Two years, fully. I came out earlier to my mother and when I said, “I have a boyfriend” she asked, “well that was a thing—a phase—right?” I said, “No, it’s for life!” And it just went un-talked-about for awhile. Later, my current boyfriend and I went to the mountains with some friends and had a really bad car accident. One friend died. I was pretty injured, but my boyfriend was okay and he was able to rescue the rest of us. It was a miracle that he was able to find someone in the mountains while the rest of us were unconscious. Long story short, I had spinal problems and was paralyzed for a couple of months, and I decided that it was time to come out to my father. He was like, “Oh my god, I’m so happy!” I’d been distancing myself from him and he noticed and was upset that I was being so cold, so he was so happy to finally understand why, and that it was over. Since that point, both he and my mother are constantly asking about how my boyfriend is doing, and I feel like I have a normal relationship like all the people around me.
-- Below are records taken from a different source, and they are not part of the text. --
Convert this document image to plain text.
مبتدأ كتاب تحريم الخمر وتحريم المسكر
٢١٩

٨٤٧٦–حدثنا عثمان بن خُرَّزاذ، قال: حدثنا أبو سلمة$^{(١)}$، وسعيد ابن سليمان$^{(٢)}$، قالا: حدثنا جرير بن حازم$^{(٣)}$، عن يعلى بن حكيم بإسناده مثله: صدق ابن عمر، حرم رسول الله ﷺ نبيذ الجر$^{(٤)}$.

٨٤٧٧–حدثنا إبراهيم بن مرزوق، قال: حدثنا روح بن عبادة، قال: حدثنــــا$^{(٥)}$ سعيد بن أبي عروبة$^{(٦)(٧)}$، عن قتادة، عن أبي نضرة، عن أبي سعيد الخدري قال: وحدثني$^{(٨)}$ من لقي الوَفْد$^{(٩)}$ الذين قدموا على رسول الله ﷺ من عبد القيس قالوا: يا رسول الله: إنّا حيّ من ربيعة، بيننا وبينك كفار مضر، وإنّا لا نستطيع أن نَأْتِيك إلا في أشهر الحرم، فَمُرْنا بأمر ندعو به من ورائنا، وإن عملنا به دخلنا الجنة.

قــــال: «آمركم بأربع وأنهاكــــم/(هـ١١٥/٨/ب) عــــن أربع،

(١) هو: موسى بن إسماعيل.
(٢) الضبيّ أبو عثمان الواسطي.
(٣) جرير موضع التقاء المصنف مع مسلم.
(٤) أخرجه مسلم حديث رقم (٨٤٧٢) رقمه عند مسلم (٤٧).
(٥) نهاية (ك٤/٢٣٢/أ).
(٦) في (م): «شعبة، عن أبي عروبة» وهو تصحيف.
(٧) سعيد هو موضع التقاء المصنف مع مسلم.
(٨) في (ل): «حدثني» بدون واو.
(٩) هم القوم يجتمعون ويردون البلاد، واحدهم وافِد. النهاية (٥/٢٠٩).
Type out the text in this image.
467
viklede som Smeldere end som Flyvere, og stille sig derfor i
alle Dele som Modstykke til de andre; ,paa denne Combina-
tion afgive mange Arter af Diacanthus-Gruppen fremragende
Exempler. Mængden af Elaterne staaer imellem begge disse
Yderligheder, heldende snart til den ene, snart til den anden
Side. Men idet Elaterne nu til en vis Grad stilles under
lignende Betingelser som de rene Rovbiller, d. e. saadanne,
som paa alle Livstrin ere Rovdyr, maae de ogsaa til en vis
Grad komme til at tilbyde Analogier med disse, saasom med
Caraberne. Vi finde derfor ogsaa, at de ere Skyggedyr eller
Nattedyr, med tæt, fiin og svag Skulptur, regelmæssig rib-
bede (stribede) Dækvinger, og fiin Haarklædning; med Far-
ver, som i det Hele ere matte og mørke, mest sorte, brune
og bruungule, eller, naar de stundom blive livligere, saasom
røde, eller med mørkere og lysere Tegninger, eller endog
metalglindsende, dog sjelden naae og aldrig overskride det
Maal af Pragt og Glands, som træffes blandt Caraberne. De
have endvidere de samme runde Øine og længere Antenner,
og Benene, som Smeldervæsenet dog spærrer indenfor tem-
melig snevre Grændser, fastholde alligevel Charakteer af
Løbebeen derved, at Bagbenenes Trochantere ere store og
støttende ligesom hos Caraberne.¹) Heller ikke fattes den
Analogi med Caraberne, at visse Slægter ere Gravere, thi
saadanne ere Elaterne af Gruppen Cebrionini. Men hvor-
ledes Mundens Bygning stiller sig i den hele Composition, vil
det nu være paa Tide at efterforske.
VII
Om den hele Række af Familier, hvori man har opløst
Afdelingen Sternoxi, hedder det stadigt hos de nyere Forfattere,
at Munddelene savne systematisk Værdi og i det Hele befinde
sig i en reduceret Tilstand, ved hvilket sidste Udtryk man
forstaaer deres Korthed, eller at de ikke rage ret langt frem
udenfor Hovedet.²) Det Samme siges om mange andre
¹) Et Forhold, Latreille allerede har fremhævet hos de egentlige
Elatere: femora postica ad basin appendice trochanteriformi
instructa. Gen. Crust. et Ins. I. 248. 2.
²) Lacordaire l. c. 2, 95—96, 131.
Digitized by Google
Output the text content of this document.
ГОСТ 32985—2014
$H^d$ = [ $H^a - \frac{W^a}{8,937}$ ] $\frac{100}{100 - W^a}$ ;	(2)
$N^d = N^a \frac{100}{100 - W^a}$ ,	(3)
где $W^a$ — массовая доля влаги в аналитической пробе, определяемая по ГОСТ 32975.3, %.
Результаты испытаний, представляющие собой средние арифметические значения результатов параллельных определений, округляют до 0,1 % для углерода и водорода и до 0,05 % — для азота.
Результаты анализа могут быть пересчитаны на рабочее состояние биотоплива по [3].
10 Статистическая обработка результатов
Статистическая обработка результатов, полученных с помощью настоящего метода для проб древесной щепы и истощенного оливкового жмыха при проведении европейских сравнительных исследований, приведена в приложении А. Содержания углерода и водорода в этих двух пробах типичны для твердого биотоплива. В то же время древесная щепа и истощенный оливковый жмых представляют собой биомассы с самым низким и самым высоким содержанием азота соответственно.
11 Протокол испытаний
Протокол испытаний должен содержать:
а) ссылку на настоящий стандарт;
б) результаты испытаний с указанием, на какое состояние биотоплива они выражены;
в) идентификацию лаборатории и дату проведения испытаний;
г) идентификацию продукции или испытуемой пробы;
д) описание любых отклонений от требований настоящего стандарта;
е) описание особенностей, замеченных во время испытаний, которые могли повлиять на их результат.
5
How is it for a gay person to get along in this city?
It’s not dangerous. Romanians have big mouths and are opinionated, but they won’t really do anything to you. It’s the best place in Romania, and the Balkans as far as I know. There’s only one club that constantly closes and reopens, so most gay people go to traditional clubs. It’s a mixed scene. Exclusively gay places here are more for…sleazy people.
Two places a visitor should go with just one day here?
The Village Museum, which is a free collection of traditional houses from all over Romania through the centuries. It’s really good for foreigners to see life prior to modernity in Romania, and it’s fun! On the weekends there are usually festivals, carnivals, or cultural events, too. And then just hang out in the old city center at night where everyone’s out together. Enjoy the crowd and the music and the night scene.
If you have an extra day, though, take a daytrip to Bran Castle (better known as Dracula’s Castle). It’s about two hours away by train.
Your favorite restaurant in Bucharest?
Café Verona, which is really nice restaurant/café in a shaded garden. It’s a hip, young place with great food and atmosphere. Bucharest is focused on bringing back casual, homey, vintage-looking places right now, and this is a good one.
One thing every visitor needs to know about your city before coming here?
Don’t be afraid to talk to the locals. Most of them seem cold to foreigners, but we’re really open and people here will talk to you about anything once you get them started. You won’t get that impression at first, but try it and you’ll see.